Nonostante il pesante crollo del week-end che ha portato Bitcoin sotto gli $80.000, c’è la possibilità che il bottom non sia ancora stato raggiunto. Secondo la metrica della piattaforma Glassnode “BTC: Seller Exhaustion Constant”, siamo ancora lontani dal poter dire di aver toccato il fondo.
Questo indicatore prende in esame due variabili: la percentuale di offerta in profitto e la volatilità del prezzo su 30 giorni. L’idea alla base è che i minimi di mercato di Bitcoin tendono a verificarsi quando molti investitori sono in perdita e la volatilità è estremamente bassa. In quel momento i venditori si esauriscono, avendo già liquidato le loro posizioni, e il prezzo trova una base da cui poter ripartire.
Al momento i valori indicano che non siamo ancora arrivati a questa condizione ed il grafico di Bitcoin potrebbe subire un ulteriore crollo. La volatilità infatti resta alta, con una porzione significativa dell’offerta ancora in profitto. Tutto ciò implica che il mercato non ha ancora esaurito la sua sell-side, come accaduto ad esempio nei bottom di agosto 2023, dicembre 2022 e novembre 2018. In quelle occasioni, la volatilità era al minimo e la maggior parte del mercato in perdita.
Allo stesso tempo, questo scenario sembra frutto di una situazione in cui gli holders di lunga data continuano a mantenere saldamente le proprie posizioni. Come mostrato in una recente analisi on-chain, gli investitori long term stanno continuando ad accumulare. Questa fetta del mercato, storicamente più resiliente alle fluttuazioni di breve periodo rispetto ai retail, non sta vendendo. Anzi, la pressione di vendita sembra implicare un passaggio di denaro e un ricambio tra mani forti e deboli.
A differenza di quanto viene millantato erroneamente su Twitter, il crollo di Bitcoin dal suo ATH non appare così tanto esagerato. Secondo l’indicatore “BTC: Price Drawdown from ATH”, che analizza i cali storici della moneta dai suoi rispetti massimi storici, la situazione è in linea con quella dei precedenti bull market. Attualmente ci troviamo a circa -30% dal top dei $109.000, una percentuale che, storicamente, rientra perfettamente nelle correzioni tipiche durante i cicli rialzisti di Bitcoin.

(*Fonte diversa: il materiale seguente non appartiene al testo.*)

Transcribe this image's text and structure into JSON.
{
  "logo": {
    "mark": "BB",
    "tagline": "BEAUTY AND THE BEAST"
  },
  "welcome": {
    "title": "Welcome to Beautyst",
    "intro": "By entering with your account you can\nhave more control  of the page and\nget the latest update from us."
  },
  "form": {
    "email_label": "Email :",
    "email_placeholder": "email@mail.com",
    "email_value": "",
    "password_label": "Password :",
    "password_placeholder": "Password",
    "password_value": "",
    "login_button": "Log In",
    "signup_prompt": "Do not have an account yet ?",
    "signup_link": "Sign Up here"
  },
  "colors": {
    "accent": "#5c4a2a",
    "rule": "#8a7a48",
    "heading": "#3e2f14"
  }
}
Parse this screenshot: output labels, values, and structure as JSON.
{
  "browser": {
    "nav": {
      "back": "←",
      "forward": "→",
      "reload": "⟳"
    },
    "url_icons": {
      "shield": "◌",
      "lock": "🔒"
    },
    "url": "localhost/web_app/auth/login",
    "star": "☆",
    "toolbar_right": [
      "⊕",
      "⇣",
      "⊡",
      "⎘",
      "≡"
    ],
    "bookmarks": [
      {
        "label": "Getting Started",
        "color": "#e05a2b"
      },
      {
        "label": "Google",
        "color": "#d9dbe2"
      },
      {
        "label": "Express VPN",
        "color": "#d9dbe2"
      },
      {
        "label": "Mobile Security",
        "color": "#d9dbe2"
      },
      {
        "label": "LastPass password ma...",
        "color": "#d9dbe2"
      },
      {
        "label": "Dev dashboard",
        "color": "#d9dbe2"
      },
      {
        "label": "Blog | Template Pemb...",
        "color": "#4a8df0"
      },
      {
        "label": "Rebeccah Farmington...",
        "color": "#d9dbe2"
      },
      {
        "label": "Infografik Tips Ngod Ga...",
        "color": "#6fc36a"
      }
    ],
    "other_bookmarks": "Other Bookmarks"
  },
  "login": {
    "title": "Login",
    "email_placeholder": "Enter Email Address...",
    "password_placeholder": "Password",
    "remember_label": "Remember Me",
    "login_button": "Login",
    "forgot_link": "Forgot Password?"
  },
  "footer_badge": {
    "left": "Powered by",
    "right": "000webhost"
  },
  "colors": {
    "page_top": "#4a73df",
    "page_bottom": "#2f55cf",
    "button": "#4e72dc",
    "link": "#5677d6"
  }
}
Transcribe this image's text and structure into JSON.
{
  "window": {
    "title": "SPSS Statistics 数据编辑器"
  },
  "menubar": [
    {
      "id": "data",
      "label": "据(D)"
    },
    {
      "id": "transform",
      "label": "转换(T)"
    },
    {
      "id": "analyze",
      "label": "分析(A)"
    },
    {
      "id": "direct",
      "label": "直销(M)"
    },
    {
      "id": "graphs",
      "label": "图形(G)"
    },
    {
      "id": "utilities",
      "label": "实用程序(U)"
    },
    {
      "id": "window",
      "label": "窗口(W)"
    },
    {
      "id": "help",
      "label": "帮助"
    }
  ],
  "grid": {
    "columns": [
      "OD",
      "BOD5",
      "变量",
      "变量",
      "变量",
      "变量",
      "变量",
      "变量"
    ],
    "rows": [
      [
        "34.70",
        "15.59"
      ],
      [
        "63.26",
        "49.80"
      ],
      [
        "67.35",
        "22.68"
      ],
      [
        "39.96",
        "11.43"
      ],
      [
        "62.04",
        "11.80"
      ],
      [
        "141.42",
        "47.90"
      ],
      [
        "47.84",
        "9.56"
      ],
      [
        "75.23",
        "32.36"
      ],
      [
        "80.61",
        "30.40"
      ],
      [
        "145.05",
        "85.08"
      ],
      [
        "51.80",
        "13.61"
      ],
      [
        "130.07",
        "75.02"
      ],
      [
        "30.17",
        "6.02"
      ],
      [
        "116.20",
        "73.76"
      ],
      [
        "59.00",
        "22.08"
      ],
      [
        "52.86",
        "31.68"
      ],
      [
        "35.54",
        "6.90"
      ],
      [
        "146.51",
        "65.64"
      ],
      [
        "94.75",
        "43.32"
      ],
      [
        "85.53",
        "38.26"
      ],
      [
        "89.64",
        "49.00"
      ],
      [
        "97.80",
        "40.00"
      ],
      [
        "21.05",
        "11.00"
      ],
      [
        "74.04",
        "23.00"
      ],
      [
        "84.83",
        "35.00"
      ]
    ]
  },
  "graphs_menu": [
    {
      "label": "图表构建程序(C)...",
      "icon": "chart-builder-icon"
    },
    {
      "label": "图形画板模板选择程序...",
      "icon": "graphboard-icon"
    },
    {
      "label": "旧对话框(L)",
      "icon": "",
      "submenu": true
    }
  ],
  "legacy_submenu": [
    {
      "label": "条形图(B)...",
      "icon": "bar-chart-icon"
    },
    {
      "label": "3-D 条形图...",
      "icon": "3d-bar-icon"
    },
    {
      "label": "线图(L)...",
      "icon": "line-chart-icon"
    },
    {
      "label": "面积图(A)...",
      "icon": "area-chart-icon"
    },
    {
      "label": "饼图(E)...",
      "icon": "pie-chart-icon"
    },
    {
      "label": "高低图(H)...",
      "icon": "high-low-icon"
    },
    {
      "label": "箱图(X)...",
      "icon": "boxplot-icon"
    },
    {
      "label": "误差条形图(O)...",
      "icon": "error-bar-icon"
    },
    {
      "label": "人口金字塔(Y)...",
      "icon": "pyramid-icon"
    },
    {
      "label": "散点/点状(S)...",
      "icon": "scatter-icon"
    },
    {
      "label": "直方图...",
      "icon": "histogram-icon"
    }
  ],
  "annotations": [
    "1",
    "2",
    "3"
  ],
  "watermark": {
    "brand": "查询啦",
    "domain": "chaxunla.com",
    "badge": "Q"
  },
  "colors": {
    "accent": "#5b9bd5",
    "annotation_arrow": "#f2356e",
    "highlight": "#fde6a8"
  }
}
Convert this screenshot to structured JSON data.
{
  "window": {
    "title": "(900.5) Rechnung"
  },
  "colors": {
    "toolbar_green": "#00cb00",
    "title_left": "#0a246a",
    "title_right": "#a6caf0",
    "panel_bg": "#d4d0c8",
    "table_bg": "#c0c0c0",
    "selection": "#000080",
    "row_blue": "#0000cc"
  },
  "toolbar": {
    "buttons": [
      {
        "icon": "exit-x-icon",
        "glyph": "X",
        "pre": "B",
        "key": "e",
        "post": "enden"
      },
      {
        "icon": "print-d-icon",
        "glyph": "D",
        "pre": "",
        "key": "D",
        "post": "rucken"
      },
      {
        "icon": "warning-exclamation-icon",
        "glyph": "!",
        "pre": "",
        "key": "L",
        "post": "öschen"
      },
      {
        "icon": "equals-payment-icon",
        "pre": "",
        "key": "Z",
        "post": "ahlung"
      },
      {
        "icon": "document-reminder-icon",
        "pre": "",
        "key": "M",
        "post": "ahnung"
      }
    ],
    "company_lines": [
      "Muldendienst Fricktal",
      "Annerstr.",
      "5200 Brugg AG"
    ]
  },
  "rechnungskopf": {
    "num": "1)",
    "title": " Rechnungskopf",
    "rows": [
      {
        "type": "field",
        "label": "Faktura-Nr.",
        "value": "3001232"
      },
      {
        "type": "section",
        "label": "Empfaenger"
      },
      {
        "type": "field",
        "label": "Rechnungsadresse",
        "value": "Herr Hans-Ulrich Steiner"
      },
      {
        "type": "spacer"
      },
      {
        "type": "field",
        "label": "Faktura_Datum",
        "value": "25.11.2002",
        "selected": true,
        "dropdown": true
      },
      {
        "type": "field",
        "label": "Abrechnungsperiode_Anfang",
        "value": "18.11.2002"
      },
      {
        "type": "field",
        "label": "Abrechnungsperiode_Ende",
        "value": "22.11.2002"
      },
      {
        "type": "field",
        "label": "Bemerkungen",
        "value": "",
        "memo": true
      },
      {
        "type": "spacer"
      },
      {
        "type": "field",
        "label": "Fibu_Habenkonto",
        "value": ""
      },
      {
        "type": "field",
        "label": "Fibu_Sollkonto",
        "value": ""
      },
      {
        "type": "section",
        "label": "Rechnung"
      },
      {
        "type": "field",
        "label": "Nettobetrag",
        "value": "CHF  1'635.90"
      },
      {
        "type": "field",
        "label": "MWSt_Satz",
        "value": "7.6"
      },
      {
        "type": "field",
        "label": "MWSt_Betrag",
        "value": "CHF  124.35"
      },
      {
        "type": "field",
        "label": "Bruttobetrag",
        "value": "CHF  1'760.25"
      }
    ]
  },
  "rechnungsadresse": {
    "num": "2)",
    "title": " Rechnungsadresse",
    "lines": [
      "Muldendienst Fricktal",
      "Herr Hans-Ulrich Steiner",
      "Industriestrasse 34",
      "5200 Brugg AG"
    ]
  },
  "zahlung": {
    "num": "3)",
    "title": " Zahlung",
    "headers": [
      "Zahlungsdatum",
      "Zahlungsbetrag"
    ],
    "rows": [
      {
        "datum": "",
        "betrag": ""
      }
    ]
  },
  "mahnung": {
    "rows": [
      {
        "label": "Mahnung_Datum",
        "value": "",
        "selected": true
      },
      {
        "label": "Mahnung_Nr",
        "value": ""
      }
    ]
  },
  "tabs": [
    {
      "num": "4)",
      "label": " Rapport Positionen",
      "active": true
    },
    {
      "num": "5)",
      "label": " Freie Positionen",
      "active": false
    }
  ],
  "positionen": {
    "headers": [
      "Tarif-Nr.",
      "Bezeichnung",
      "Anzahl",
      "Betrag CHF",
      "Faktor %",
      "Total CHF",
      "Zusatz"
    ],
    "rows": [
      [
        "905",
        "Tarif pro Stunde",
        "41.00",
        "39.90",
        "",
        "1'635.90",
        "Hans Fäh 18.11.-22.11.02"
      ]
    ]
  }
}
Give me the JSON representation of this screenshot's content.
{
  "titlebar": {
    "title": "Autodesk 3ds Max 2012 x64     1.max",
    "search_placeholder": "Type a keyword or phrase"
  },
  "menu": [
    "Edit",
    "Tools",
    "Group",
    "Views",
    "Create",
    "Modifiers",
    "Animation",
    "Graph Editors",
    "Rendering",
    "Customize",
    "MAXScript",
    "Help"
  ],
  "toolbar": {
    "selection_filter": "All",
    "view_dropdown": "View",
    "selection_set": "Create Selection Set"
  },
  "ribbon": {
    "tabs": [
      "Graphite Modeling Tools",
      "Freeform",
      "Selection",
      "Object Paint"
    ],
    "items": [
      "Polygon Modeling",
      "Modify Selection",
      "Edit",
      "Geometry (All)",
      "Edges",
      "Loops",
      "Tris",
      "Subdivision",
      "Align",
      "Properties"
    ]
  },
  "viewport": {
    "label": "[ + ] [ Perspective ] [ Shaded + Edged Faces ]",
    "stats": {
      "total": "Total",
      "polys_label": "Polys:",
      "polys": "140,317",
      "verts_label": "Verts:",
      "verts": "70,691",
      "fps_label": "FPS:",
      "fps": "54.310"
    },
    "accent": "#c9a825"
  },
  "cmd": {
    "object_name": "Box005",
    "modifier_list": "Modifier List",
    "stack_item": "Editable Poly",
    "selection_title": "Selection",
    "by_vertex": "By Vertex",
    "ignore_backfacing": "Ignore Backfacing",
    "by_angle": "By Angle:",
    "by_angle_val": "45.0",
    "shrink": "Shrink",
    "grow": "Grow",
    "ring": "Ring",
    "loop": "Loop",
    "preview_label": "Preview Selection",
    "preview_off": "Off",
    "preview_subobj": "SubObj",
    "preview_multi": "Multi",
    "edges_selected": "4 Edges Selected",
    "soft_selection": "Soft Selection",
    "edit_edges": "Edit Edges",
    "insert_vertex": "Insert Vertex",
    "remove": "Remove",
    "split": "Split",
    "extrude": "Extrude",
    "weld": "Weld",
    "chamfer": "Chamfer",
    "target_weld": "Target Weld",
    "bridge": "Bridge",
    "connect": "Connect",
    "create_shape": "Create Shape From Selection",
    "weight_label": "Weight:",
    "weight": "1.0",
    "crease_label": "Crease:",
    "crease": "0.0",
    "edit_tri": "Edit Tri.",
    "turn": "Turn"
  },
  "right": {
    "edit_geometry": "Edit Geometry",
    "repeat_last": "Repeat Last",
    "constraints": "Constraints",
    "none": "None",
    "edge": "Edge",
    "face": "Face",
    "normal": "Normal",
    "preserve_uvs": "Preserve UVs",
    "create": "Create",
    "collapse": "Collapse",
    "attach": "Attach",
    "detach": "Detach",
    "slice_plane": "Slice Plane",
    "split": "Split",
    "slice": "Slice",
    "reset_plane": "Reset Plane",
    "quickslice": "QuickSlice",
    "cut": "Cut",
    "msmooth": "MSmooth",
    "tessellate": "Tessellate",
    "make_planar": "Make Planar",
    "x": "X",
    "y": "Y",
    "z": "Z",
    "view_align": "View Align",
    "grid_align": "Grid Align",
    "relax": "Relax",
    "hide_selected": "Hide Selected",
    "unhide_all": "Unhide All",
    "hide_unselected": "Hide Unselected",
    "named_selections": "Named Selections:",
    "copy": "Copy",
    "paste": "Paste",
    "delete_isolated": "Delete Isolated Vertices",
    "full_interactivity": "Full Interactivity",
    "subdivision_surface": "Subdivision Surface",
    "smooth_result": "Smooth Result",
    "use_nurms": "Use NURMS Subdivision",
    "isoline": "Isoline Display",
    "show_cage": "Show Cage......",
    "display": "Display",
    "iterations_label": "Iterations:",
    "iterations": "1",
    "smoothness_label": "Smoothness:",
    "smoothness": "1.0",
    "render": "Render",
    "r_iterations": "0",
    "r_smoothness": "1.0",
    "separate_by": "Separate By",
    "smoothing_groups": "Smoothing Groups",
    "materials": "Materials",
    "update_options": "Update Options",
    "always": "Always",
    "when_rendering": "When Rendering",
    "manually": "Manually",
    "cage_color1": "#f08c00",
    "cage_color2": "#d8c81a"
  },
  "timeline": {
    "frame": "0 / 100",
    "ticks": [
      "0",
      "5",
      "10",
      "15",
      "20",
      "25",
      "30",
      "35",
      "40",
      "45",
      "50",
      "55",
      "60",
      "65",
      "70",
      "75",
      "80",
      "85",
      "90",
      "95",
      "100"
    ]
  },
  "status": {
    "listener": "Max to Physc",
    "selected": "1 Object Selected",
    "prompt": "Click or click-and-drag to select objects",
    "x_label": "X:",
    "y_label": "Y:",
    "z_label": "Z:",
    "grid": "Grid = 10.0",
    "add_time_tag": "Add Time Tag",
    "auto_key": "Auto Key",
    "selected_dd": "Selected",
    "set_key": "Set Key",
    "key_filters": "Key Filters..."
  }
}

Analizzando i dati passati notiamo che durante il 2013, 2017 e 2021 non sono mancate fasi di ritracciamento comprese tra il -30% e il -40%, senza che ciò abbia compromesso la struttura del trend di lungo termine. Addirittura a luglio 2021, prima dell’ultima leg up di Bitcoin fino a $69.000, la criptovaluta si trovava ad un drawdown di oltre il -52%. Nell’estate del 2013 la percentuale di crollo antecedente al nuovo ATH aveva anche sorpassato il -70%. Dunque anche in questa occasione la correzione in corso potrebbe rappresentare una pausa fisiologica del mercato, piuttosto che l’inizio di una fase ribassista prolungata.
Ovviamente questa lettura si scontra con un dato strutturale importantissimo: oggi la capitalizzazione di Bitcoin è molto più alta rispetto ai cicli passati. Un drawdown del 30% comporta l’uscita di capitali molto più consistenti, e muovere il prezzo richiede volumi ben maggiori. La crescita dell’asset ha ridotto la sua reattività, rendendo più difficile distinguere una correzione da un’inversione. Sulla carta dunque, siamo ancora in bull market, ma ora serve che arrivi qualcosa che possa riaccendere gli animi rialzisti.